Recent Exhibitions

  • Great Yorkshire Show 2016
  • National Mining Museum for England Feb-Sept 2017
  • Bradford Industrial Museum Nov 2017-April 2018
  • Doncaster Art Gallery March/April 2019
  • Gallery TEN, Tokyo, Japan (Joint Exhibition) April 19th, 2021 – June 26th, 2021
  • Queen’s Mill, Castleford October 2021
  • Hebden Bridge, Yorkshire March 28th to April 23rd 2022
  • Gallery TEN, Tokyo, Japan April 27th to May 28th 2022 


Several magazines in the UK and Europe.


“After the Coal Dust” with his wife Bridget published 1st October 2020

“The Black and White Book” (2022)

TWO” February 2023

As well as the photographic work, John has been a guest speaker at several photographic societies in the UK (including the YPU Keighley Day event 2019) and has authored several articles on street photography.


  • After the Coal Dust
  • The “Getting Old” series
  • Travellers’ Horses
  • Cold Turkey
  • 100 Faces
  • “Weird Stuff”

Online Interview 2018

AAPP Close Up with Mr John Gill – May 2018


Please introduce yourself?

My name is John Gill and I live in Yorkshire in the UK in a former coal mining area.
The “After the Coal Dust” photography project documenting life in these areas has had several exhibitions in the UK.
In addition to photography, I do some web and software work.

‎How long have you photographed people?

I have always photographed people.
Originally on 35mm and 120 roll film but almost always digitally now

Why people and not other genres?

I do not socialise easily so photography gives me a way to interact with people from a distance.
I feel more of an observer than a participant. Humans are the driving force for change in other genres including landscapes.
Often the human involvement can have a detrimental effect so even if I do photograph landscapes there will often be a human element.

‎I realised the majority of your photos were in black and white, can you share a bit more why black and white and not in colour?

Black and white come more naturally to me since I used to print black and white in the darkroom.
Colour was difficult and expensive to print at home so I concentrated on black and white.
Eventually, you learn to see in shades of grey rather than colours.

BW is also more forgiving. I shoot candidly and have to work very quickly so not having to worry about colours is one less thing to think about.

I also admire the documentary photographers of the past when BW was the primary medium.

Recently, however, I have been doing a few candid street portraits in colour.

‎What is the biggest challenge while you are shooting in the street?

It depends on the area.
People are very suspicious of photographers so I have to be very quick and very discrete, especially as I get quite close.
It would be nice to be able to have more time to concentrate on getting technically better images but it would lose the spontaneity and realism of shooting candidly.
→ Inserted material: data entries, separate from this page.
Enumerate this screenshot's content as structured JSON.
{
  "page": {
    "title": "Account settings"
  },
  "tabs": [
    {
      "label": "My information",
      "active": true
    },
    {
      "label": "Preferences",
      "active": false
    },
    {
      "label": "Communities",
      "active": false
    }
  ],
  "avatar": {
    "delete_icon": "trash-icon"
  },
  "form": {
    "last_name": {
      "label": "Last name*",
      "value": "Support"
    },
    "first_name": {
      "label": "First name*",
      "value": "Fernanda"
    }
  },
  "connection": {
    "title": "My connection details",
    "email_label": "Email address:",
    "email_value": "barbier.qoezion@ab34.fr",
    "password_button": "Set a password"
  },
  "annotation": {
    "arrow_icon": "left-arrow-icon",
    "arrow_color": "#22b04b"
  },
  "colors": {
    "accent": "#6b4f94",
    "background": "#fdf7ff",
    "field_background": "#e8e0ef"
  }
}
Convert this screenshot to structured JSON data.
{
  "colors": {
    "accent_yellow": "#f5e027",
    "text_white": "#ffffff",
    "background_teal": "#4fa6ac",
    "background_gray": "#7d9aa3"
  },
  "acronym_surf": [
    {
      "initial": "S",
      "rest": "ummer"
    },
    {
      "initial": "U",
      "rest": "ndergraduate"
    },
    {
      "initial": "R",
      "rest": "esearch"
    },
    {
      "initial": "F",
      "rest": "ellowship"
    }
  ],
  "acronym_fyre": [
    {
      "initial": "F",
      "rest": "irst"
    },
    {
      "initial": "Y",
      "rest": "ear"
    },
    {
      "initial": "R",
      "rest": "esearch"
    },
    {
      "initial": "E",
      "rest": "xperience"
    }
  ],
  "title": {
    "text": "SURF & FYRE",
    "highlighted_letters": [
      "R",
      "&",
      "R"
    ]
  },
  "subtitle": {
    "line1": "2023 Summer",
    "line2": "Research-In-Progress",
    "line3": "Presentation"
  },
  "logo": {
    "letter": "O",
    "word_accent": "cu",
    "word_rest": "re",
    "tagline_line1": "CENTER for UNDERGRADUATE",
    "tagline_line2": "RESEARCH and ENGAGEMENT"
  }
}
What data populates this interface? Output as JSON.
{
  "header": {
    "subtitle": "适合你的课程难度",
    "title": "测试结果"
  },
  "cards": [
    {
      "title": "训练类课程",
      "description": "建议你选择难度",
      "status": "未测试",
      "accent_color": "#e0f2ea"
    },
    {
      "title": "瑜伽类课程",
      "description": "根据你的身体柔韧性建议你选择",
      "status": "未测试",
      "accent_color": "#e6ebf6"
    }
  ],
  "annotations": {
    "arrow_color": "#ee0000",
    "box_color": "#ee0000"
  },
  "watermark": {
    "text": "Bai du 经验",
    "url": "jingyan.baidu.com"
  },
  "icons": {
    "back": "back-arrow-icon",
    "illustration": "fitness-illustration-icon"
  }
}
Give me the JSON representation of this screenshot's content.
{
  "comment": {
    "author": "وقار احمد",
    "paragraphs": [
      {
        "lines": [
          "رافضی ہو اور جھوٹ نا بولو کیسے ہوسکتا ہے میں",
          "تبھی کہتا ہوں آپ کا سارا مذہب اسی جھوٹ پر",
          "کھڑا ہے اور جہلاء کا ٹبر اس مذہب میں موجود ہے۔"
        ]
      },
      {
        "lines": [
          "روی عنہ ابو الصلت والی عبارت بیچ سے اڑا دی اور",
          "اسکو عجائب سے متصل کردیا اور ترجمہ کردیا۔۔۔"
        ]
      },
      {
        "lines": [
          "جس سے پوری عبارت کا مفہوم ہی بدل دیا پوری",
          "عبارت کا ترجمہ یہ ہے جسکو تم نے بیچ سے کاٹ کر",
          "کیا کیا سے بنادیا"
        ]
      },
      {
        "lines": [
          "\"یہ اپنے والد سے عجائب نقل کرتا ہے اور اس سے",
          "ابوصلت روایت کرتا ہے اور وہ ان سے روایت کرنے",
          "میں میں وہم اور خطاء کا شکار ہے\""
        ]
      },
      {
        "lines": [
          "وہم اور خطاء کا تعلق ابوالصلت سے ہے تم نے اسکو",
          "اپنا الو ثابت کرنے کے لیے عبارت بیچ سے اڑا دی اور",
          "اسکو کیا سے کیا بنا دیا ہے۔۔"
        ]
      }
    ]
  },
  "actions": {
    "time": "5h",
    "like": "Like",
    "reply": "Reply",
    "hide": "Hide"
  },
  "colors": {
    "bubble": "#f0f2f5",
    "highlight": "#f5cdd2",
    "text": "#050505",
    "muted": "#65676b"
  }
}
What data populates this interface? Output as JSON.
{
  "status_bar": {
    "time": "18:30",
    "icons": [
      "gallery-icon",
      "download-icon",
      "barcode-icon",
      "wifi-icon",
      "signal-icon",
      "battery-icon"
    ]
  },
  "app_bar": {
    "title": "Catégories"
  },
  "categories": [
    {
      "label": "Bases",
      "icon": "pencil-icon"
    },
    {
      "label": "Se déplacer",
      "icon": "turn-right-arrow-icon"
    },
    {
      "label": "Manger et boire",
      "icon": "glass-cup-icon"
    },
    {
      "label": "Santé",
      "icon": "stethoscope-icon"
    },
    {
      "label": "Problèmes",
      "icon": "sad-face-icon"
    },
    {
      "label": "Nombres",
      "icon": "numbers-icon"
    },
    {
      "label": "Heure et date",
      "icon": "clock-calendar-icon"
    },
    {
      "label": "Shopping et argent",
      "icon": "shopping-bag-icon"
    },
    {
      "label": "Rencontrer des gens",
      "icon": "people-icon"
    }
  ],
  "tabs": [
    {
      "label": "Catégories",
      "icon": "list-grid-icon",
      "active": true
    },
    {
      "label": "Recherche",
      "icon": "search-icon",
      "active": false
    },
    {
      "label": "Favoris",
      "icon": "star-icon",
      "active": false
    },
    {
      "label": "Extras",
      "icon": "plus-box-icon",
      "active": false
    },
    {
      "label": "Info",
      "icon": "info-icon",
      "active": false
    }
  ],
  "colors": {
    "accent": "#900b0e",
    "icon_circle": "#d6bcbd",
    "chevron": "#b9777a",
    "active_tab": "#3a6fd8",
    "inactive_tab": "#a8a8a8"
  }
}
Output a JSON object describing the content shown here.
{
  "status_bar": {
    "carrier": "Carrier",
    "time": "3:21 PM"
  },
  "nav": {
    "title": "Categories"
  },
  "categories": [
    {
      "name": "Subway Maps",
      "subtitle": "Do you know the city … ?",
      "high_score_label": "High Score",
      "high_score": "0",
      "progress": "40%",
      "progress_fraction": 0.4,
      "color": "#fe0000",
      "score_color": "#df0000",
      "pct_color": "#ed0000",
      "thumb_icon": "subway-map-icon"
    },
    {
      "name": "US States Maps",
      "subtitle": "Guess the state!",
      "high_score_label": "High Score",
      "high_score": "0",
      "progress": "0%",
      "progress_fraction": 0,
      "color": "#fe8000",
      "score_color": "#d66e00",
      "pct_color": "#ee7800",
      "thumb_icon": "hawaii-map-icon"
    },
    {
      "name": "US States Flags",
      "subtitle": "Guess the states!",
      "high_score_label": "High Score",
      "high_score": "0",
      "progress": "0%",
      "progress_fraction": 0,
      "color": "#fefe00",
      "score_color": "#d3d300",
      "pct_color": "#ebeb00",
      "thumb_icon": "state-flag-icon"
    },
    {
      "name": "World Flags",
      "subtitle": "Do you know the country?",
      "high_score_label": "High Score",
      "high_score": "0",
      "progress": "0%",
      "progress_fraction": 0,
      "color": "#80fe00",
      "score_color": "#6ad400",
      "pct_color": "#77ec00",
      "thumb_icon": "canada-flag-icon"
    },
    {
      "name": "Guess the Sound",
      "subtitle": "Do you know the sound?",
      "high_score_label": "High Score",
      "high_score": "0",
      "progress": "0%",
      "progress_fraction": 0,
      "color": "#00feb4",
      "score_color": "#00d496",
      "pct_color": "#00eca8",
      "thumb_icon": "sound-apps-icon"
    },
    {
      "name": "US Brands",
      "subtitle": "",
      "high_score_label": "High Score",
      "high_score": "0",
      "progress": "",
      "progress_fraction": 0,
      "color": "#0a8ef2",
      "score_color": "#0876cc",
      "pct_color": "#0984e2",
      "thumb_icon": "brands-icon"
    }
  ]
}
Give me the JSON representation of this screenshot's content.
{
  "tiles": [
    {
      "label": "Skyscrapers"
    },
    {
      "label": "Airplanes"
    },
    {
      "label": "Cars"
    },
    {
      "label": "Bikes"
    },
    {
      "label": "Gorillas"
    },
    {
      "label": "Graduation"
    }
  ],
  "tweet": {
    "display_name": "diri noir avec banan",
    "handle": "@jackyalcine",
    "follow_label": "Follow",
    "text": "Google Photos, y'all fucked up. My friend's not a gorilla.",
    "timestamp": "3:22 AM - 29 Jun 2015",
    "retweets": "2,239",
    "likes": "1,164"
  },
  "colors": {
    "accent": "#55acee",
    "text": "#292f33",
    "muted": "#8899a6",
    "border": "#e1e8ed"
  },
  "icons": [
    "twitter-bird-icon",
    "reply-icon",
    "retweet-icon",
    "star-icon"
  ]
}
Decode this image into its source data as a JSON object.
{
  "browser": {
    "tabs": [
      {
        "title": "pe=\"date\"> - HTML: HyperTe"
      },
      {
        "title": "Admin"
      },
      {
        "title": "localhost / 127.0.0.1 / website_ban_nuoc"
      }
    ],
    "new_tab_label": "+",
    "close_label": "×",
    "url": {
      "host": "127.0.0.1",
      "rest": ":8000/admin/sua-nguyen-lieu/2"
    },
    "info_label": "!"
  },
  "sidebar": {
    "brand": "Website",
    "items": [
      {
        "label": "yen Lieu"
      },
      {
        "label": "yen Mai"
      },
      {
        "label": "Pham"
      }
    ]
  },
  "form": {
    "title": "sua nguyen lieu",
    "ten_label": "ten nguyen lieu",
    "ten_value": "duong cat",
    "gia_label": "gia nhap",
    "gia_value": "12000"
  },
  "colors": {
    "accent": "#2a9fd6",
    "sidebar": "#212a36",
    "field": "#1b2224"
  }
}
Probably the biggest challenge in weighing up the risks involved in taking the picture –
especially in less affluent areas. I have had someone threaten to kill me!

Whose work has influenced you most and why?

Probably Bill Brandt in that his work has the gritty image quality of documentary work but also a strong artistic element.
If a photo can have an aesthetic quality as well as say something to the viewer then it’s a success.

What’s your preferred camera and lens?

Ideally, I’d be using the FF Canon I use in the studio for street work but it’s just not practical to shoot unseen with a large camera unless you’re in a tourist area. Most of my street work is done on Olympus m4/3 or even pocket cameras such as the Ricoh GR or even 1-inch sensor compacts.
Several of the exhibition prints were done on a Sony RX100.

Lens wise I tend to stick to the 28m-35mm (equivalent) range.
I like to get close and using a wide lens allows me to include the subject and the environment.
By restricting myself to just a small range I can pre-visualise what will be in the frame without using the viewfinder.

Some recent images are taken with a 90mm equivalent lens as I’ve been experimenting with candid portraiture.

Among your works, which one is your favourite? Why?

Favourites change all the time but ‘Leaving the Fair’ is one I like a lot (the old man with the Ferris wheel behind him).
I think this picture leaves enough scope for the viewer’s imagination to create a story.
A good picture should be as much about the viewer as it is about the photographer or the subject.


How do you educate yourself to take better pictures?

Just by taking more pictures.
I dislike books that try and teach street photography – most just teach cliches.
I just carry a camera all the time – the only way to get better pictures is to be in a position to take them.

Thank you, Mr John Gill, for your time to share your very own experience with us, and thank you to all readers too.